Our universe is dominated by matter. Sure, there is dark matter and dark energy, but things like stars, planets and people are made of matter. Protons, electrons, neutrons and such. But matter seems to come in pairs. For every electron created, an antimatter positron is created. For every proton that appears, so does an anti-proton. Since our universe is dominated by matter, what if there is another universe dominated by antimatter? What would an antimatter universe look like? 

The basic difference between matter and antimatter is that they have opposite charges. A proton has a positive charge, while an antiproton a negative one. Positively charged positrons are the antimatter version of negatively charged electrons. What’s interesting is that the signs of electric charge are a fluke of history. We could have assigned a positive charge to electrons and a negative one to protons. There’s nothing special about choosing one or the other. So you might think that an antimatter universe would look exactly like our regular one. But matter and antimatter have subtle differences.
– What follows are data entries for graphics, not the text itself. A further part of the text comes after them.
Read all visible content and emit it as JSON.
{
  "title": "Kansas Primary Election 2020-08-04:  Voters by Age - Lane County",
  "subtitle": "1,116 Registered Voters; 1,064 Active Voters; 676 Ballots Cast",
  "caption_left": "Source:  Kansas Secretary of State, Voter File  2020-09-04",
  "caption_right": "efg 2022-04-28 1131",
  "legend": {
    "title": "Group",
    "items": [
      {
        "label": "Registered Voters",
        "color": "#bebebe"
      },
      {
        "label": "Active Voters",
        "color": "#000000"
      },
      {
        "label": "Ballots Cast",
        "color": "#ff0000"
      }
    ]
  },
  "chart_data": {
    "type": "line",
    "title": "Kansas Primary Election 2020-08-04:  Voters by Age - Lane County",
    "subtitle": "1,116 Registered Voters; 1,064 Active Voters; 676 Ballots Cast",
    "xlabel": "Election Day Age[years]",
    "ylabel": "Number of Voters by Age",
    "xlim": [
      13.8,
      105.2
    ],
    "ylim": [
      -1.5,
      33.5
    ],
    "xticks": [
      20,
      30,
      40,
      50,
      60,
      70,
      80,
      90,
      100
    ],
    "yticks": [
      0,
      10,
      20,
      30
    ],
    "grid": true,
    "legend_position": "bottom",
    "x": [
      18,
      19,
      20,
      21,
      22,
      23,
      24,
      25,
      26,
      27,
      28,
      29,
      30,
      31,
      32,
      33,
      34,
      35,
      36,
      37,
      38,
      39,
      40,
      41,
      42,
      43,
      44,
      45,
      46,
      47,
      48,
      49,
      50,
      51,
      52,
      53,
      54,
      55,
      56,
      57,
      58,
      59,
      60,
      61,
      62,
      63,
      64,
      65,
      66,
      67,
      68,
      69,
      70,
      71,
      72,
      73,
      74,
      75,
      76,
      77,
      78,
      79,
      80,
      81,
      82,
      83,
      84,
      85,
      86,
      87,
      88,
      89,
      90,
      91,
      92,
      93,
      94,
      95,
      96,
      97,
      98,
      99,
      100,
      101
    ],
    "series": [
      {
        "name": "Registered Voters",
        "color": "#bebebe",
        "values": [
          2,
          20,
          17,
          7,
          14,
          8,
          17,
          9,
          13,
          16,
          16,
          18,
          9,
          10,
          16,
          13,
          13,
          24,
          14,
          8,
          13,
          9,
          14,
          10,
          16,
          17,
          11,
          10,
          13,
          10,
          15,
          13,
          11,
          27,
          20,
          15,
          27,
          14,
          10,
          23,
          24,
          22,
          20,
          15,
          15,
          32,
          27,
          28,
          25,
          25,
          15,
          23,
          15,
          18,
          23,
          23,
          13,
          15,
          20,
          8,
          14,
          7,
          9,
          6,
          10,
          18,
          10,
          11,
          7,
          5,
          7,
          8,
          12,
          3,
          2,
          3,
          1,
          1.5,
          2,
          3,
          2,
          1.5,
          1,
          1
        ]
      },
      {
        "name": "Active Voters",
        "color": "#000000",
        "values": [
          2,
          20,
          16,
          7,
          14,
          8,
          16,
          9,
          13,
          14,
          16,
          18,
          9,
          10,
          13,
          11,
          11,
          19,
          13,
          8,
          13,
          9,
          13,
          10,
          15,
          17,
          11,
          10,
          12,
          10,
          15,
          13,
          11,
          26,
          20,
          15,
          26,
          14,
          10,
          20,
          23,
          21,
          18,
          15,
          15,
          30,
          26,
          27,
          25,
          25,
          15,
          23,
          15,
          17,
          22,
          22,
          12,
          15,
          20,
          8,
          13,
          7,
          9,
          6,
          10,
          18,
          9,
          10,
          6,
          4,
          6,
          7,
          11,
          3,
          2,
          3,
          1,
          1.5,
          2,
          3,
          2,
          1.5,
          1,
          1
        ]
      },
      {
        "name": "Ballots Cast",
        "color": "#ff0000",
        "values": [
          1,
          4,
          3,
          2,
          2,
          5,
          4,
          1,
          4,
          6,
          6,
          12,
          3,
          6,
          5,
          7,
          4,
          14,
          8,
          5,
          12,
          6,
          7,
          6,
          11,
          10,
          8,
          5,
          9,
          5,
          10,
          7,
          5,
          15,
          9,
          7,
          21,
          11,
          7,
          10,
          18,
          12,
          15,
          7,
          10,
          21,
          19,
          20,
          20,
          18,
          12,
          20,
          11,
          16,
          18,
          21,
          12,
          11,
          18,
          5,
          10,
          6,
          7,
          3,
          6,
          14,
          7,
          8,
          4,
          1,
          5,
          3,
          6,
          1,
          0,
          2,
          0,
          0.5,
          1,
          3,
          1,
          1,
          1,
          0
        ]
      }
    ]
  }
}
One of the main differences has to do with neutrinos. Neutrinos don’t have any charge, so if the sign of charge were the only difference between matter and antimatter, “antimatter” neutrinos would be identical to “matter” neutrinos. But it turns out they are slightly different. Neutrinos have a property called helicity, which describes whether they spin to the left or the right as they travel through space. Matter neutrinos have left-handed helicity, while antimatter one have a right-handed helicity. That might not seem like a big deal, but in 1956 Chien-Shiung Wu looked at the radioactive decay of cobalt-60 atoms. She found that left-oriented and right-oriented atoms decay at different rates. Since handedness is different between matter and antimatter, the two might decay at different rates. This might be the reason why we don’t seen lots of antimatter in the universe.

But suppose there was an antimatter universe that had lots of anti-hydrogen and anti-helium after its big bang, just as our early universe had lots of hydrogen and helium. It would seem reasonable that these could fuse to heavier antimatter elements in the cores of antimatter stars, and this could produce antimatter planets and perhaps even antimatter life. What would these creatures see when they look up into their night sky?

In this case we know it would look much like our own night sky. Recently we’ve been able to produce anti-hydrogen, and we have looked at the type of light it produces. We found that anti-hydrogen produces the same kind of light as regular hydrogen. So an antimatter Sun would emit the same light as our Sun. Light would reflect off an antimatter moon just as it does our Moon, and our antimatter cousins would see a sky filled with stars, nebulae and planets, just like we do.

Of course all of this is based upon the assumption that antimatter would collapse under gravity to form stars in the first place. We think that should be the case, but what if antimatter also had anti-mass? What if anti-atoms gravitationally repelled each other? In that case, an antimatter universe would never form stars or galaxies. Our antimatter universe would simply be filled with traces of anti-hydrogen and anti-helium, and nothing would ever look up at the cosmic sky.  While we think antimatter has regular mass, we haven’t created enough of it in the lab to test the idea. For now we can’t be sure.

So it is quite possible that an antimatter universe would look nearly identical to our own. But it could be that an antimatter universe would be nothing but cold gas. It’s even possible that the radioactive decay of antimatter is so different from that of matter, that an antimatter universe can’t even exist.